Cheng A, Balczon R, Zuo Z, Koons J S, Walsh A H, Honkanen R E
Department of Biochemistry and Molecular Biology, College of Medicine, University of South Alabama, Mobile 36688, USA.
Cancer Res. 1998 Aug 15;58(16):3611-9.
Fostriecin, a structurally unique phosphate ester, is presently under evaluation in clinical trials to determine its potential use as an antitumor drug in humans. Fostriecin has been reported as having inhibitory activity against DNA topoisomerase type II and protein phosphatases implicated in cell-cycle control. However, the relative contribution of these mechanisms to the antitumor activity of fostriecin has not yet been elucidated. In this study, after confirming that fostriecin is a potent inhibitor of serine/threonine protein phosphatase type 2A and a weak inhibitor of serine/threonine protein phosphatase type 1, we show that fostriecin inhibits approximately 50% of the divalent cation independent serine/threonine protein phosphatase (PPase) activity contained in whole cell homogenates of Chinese hamster ovary cells at concentrations associated with antitumor activity (1-20 microM). Investigations into the cellular effects produced by fostriecin treatment reveal that 1-20 microM fostriecin induces a dose-dependent arrest of cell growth during the G2-M phase of the cell cycle. Immunostaining of treated cells indicates that growth arrest occurs before the completion of mitosis and that fostriecin-induced growth arrest is associated with the aberrant amplification of centrosomes, which results in the formation of abnormal mitotic spindles. The "mitotic block" induced by fostriecin is reversible if treatment is discontinued in <24 h. However, after approximately 24-30 h of continuous treatment, growth arrest is not reversible, and treated cells die even when placed in fostriecin-free media. Correlative studies conducted with established PPase inhibitors reveal that, when applied at concentrations that inhibit PPase activity to a comparable extent, both okadaic acid and cantharidin also induce aberrant centrosome replication, the appearance of multiple aberrant mitotic spindles, and G2-M-phase growth arrest. These studies add additional support to the concept that PPase inhibition underlies the antitumor activity of fostriecin and suggest that other type-selective PPase inhibitors should be evaluated for potential antitumor activity.

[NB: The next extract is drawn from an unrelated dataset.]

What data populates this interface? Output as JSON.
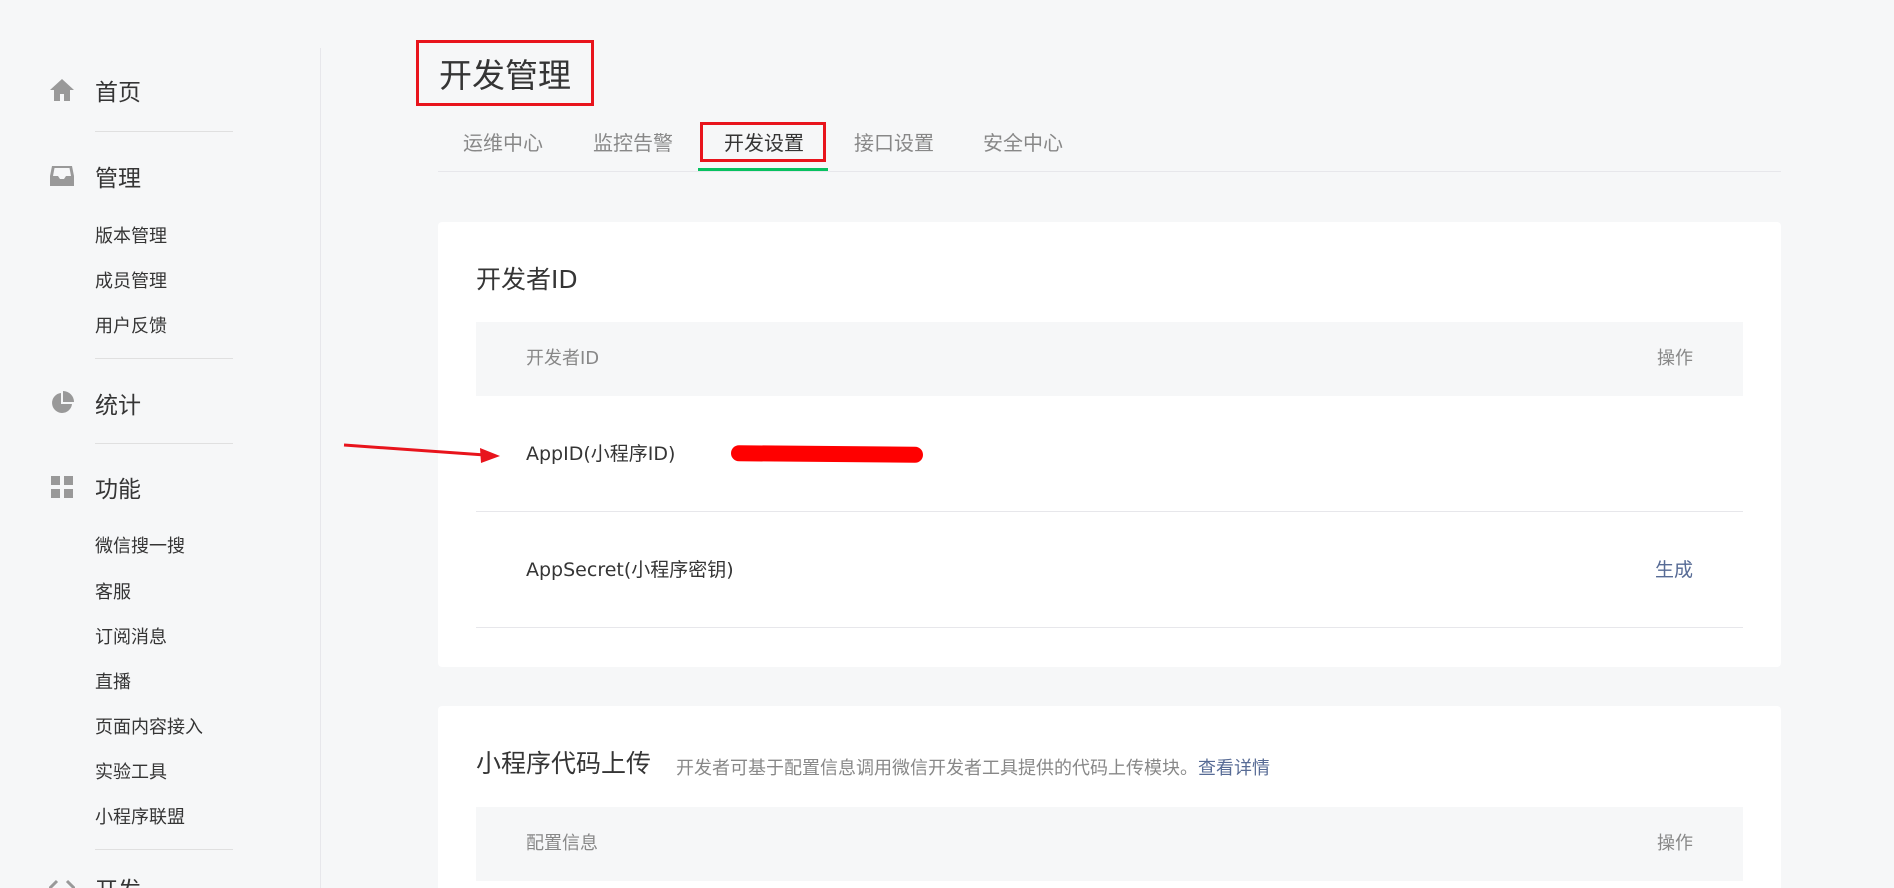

福司曲星是一种结构独特的磷酸酯,目前正在进行临床试验,以确定其作为人类抗肿瘤药物的潜在用途。据报道,福司曲星对参与细胞周期调控的DNA拓扑异构酶II和蛋白磷酸酶具有抑制活性。然而,这些机制对福司曲星抗肿瘤活性的相对贡献尚未阐明。在本研究中,在确认福司曲星是丝氨酸/苏氨酸蛋白磷酸酶2A的有效抑制剂和丝氨酸/苏氨酸蛋白磷酸酶1的弱抑制剂后,我们表明,在与抗肿瘤活性相关的浓度(1-20 microM)下,福司曲星可抑制中国仓鼠卵巢细胞全细胞匀浆中约50%的二价阳离子非依赖性丝氨酸/苏氨酸蛋白磷酸酶(PPase)活性。对福司曲星处理产生的细胞效应的研究表明,1-20 microM福司曲星在细胞周期的G2-M期诱导剂量依赖性的细胞生长停滞。对处理过的细胞进行免疫染色表明,生长停滞发生在有丝分裂完成之前,并且福司曲星诱导的生长停滞与中心体的异常扩增有关,这导致异常有丝分裂纺锤体的形成。如果在<24小时内停止治疗,福司曲星诱导的“有丝分裂阻滞”是可逆的。然而,在连续治疗约24-30小时后,生长停滞是不可逆的,并且即使将处理过的细胞置于无福司曲星的培养基中,它们也会死亡。与已建立的PPase抑制剂进行的相关研究表明,当以同等程度抑制PPase活性的浓度应用时,冈田酸和斑蝥素都会诱导中心体异常复制、多个异常有丝分裂纺锤体的出现以及G2-M期生长停滞。这些研究进一步支持了PPase抑制是福司曲星抗肿瘤活性基础的概念,并表明应评估其他类型选择性PPase抑制剂的潜在抗肿瘤活性。